Just seeing Sandberg, just shaking his hand and taking a picture, was enough to make a Cubs fan’s day. Maybe their year. He made kids feel special and adults feel like kids.

“There’s a whole generation of Cubs fans that just absolutely adore Ryno, and you could feel it,” Happ said. “You could feel that when he was around, whether it was people yelling at him in spring training, or just when he would come on the field in those last few first pitches that he threw.”

Much like how Wrigley Field represents something more than a baseball stadium, Sandberg is more than just a Baseball-Reference page and a flag on the foul pole.

You can’t overemphasize what he and the ’84 Cubs meant to this franchise and the city. That team created a generation of fans who then raised their kids as Cubs fans.

Before ’84, the Cubs had never drawn 2 million fans to Wrigley Field. The team hadn’t been in the postseason since 1945. But everything changed in 1984, with Sandberg leading the way on the field and Harry Caray in the WGN-TV booth. It was as if the Cubs went from black and white to Technicolor. Wrigley Field became a tourist attraction. The only times the Cubs have failed to draw 2 million in a season since ’84 were the two strike-shortened seasons and the two COVID-19-restricted ones.

In 1984, they won 96 games behind the second baseman from Spokane, Wash., who collected 200 hits and hit as many triples (19) as home runs (19). Sandberg put up a .314/.367/.520 slash line that season. He was one vote shy of being the unanimous MVP. He hit .368 in the playoffs that year, and in 1989, when the Cubs returned to the postseason, he was even better. In his career, Sandberg played only 10 playoff games, and he collected 15 hits, seven of which went for extra bases, and six walks. Imagine him playing in a World Series. I’m sure that he did as he watched the Cubs finally do it in 2016.

His most indelible moment came in the regular season in 1984. “The Sandberg Game” remains etched in memory in the days when a regular-season baseball game could capture a country’s interest. On June 23, 1984, with a young Bob Costas on the mic on NBC, Sandberg hit two home runs that tied the score in the ninth and 10th innings off Hall of Fame closer Bruce Sutter.

𝐉𝐮𝐧𝐞 𝟐𝟑, 𝟏𝟗𝟖𝟒

In the famous “Sandberg Game” at Wrigley Field, Ryne Sandberg hit a home run in the 9th to tie the game at 9, then hit another in the 10th, knotting the game at 11. The Cubs would go on to win 12-11.

pic.twitter.com/Ve37wOSPqS

— This Day in Chicago Sports (@ChiSportsDay) June 23, 2025

Sandberg is in the top five of most offensive categories for the Cubs, including home runs.

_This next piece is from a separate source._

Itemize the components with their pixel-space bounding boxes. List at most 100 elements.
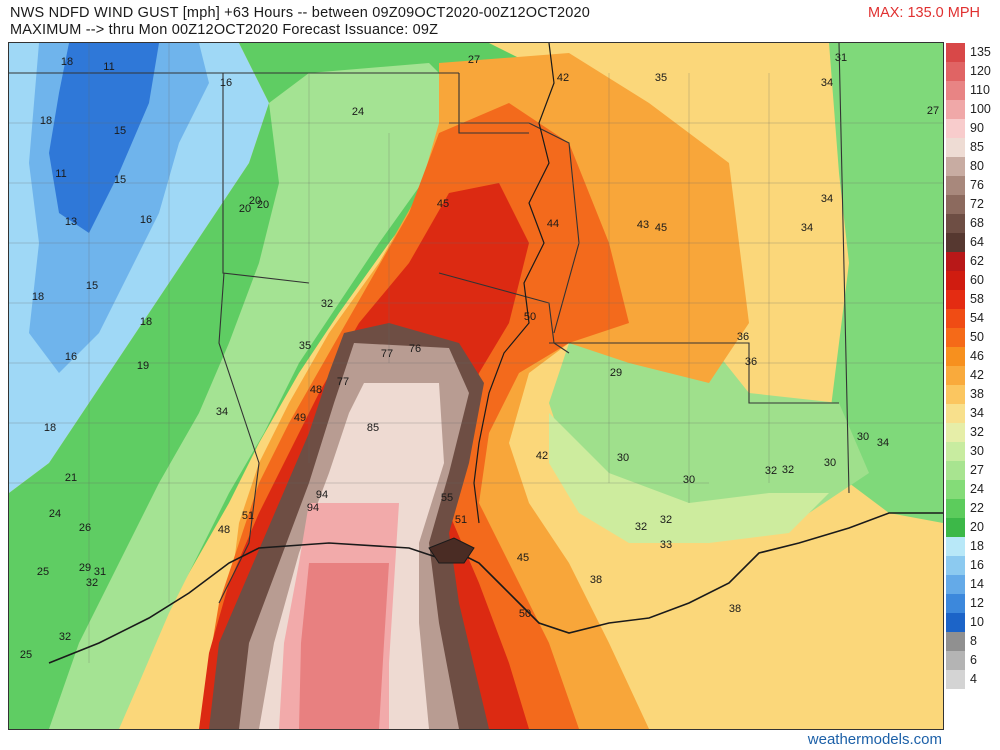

He hit 282 of them in a Cubs uniform, and in 1990, he led the NL with 40 homers and somehow also won the Home Run Derby at Wrigley Field with a whopping three. (The rules were different back then, but the wind at Wrigley Field was still vexing.)

He hit 30 homers in 1989, when the Cubs made the playoffs, making him the first second baseman in major-league history to hit 30 homers in consecutive seasons.

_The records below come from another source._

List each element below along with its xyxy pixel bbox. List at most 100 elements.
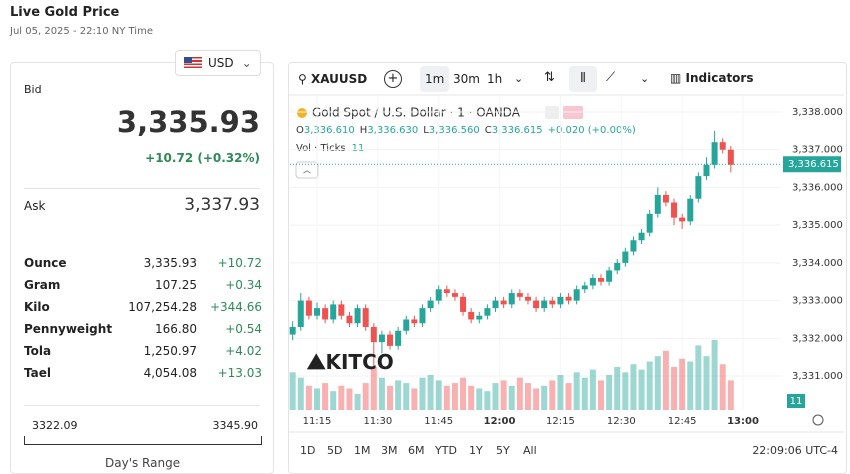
- collapse-button[interactable]: [295, 161, 319, 179]
- volume-bar: [598, 380, 604, 410]
- hide-button[interactable]: [545, 106, 559, 119]
- candle-body: [330, 304, 337, 320]
- add-symbol[interactable]: +: [384, 70, 402, 88]
- clock: 22:09:06 UTC-4: [752, 444, 838, 457]
- candle-body: [581, 285, 588, 290]
- unit-row: Ounce 3,335.93 +10.72: [24, 256, 262, 274]
- candle-body: [435, 289, 442, 301]
- x-tick-label: 13:00: [727, 416, 759, 427]
- settings-button[interactable]: [563, 106, 583, 119]
- ohlc-key: O: [296, 125, 304, 136]
- unit-name: Tael: [24, 366, 51, 380]
- gold-icon: [297, 108, 307, 118]
- candle-body: [533, 300, 540, 309]
- currency: USD: [208, 56, 234, 70]
- candle-body: [289, 327, 296, 335]
- volume-bar: [427, 375, 434, 410]
- volume-bar: [573, 372, 580, 410]
- volume-bar: [622, 372, 629, 410]
- indicators-button[interactable]: ▥ Indicators: [670, 71, 754, 85]
- volume-bar: [727, 380, 734, 410]
- ask-label: Ask: [24, 199, 46, 213]
- volume-bar: [662, 350, 669, 410]
- volume-bar: [654, 356, 661, 410]
- range-bar: [24, 436, 262, 445]
- date: Jul 05, 2025 - 22:10 NY Time: [10, 26, 153, 37]
- candle-body: [354, 308, 361, 324]
- period-button[interactable]: 3M: [381, 444, 398, 457]
- y-tick-label: 3,335.000: [792, 220, 843, 231]
- volume-bar: [533, 388, 540, 410]
- candle-body: [654, 194, 661, 214]
- volume-label: 11: [790, 396, 803, 407]
- candle-body: [411, 319, 418, 324]
- unit-price: 166.80: [155, 322, 197, 336]
- volume-bar: [687, 361, 694, 410]
- bid-change: +10.72 (+0.32%): [145, 151, 260, 165]
- volume-bar: [289, 372, 296, 410]
- last-price-box: [783, 156, 841, 173]
- candle-body: [403, 319, 410, 331]
- period-button[interactable]: 5D: [327, 444, 342, 457]
- candle-body: [573, 289, 580, 301]
- candle-body: [719, 142, 726, 150]
- interval-menu[interactable]: ⌄: [514, 72, 524, 85]
- area-style[interactable]: ⟋: [606, 70, 616, 85]
- volume-bar: [354, 393, 361, 410]
- page-title: Live Gold Price: [10, 5, 120, 20]
- ohlc-value: 3,336.560: [429, 125, 480, 136]
- volume-bar: [679, 358, 686, 410]
- volume-bar: [508, 385, 515, 410]
- volume-bar: [370, 366, 377, 410]
- vol-text: Vol · Ticks: [296, 143, 346, 154]
- candle-body: [419, 308, 426, 324]
- period-button[interactable]: 1D: [300, 444, 315, 457]
- volume-bar: [338, 385, 345, 410]
- candle-body: [370, 327, 377, 343]
- period-button[interactable]: YTD: [434, 444, 457, 457]
- volume-bar: [500, 380, 507, 410]
- volume-box: [787, 394, 805, 408]
- period-button[interactable]: 1Y: [469, 444, 483, 457]
- vol-label: Vol · Ticks 11: [296, 143, 364, 154]
- interval-button[interactable]: 1h: [487, 72, 503, 86]
- candle-style[interactable]: ⫴: [569, 66, 597, 92]
- bid-price: 3,335.93: [116, 105, 260, 139]
- volume-bar: [581, 377, 588, 410]
- volume-bar: [638, 369, 645, 410]
- candle-body: [541, 300, 548, 309]
- volume-bar: [541, 385, 548, 410]
- bar-style[interactable]: ⇅: [544, 70, 555, 85]
- period-button[interactable]: 6M: [408, 444, 425, 457]
- candle-body: [460, 296, 467, 312]
- candle-body: [711, 142, 718, 165]
- y-tick-label: 3,337.000: [792, 145, 843, 156]
- period-button[interactable]: 5Y: [496, 444, 510, 457]
- interval-button[interactable]: 30m: [453, 72, 480, 86]
- currency-select[interactable]: USD ⌄: [175, 50, 261, 76]
- flag: [184, 57, 202, 68]
- period-button[interactable]: 1M: [354, 444, 371, 457]
- y-tick-label: 3,332.000: [792, 333, 843, 344]
- period-button[interactable]: All: [523, 444, 537, 457]
- candle-body: [524, 296, 531, 301]
- candle-body: [516, 293, 523, 297]
- candle-body: [492, 300, 499, 309]
- volume-bar: [346, 388, 353, 410]
- symbol-text: XAUUSD: [310, 72, 368, 86]
- interval-button[interactable]: 1m: [420, 66, 450, 92]
- volume-bar: [711, 340, 718, 410]
- candle-body: [443, 289, 450, 294]
- watermark-text: KITCO: [325, 350, 393, 374]
- volume-bar: [671, 366, 678, 410]
- ohlc-key: C: [485, 125, 492, 136]
- range-high: 3345.90: [212, 419, 259, 432]
- candle-body: [679, 217, 686, 222]
- style-menu[interactable]: ⌄: [640, 72, 650, 85]
- divider: [24, 405, 260, 406]
- settings-icon[interactable]: [812, 414, 824, 426]
- unit-row: Pennyweight 166.80 +0.54: [24, 322, 262, 340]
- candle-body: [662, 194, 669, 203]
- symbol[interactable]: ⚲ XAUUSD: [298, 72, 368, 86]
- unit-change: +4.02: [225, 344, 262, 358]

“How would you like to be a manager in the major leagues and have a guy who makes all the plays, hits .300 and gets 30 home runs?” Cubs manager Don Zimmer said.

A lot has changed since Sandberg hung up his spikes for the second and final time in 1997.

The Cubs won it all — I was on the local pregame show with Sandberg that night — Wrigley Field has giant TV screens and high-end luxury clubs. Every inch of the area around the ballpark has been commodified and monetized. Day baseball is still around, but mostly just on the weekend. The lights are used more than ever. “The Sandberg Game” replays on a team-owned TV channel.

It was men like Sandberg who made all of this possible. Cubs players will wear a patch honoring him on their jerseys for the rest of the season. Cubs fans will wear his memory in their hearts forever.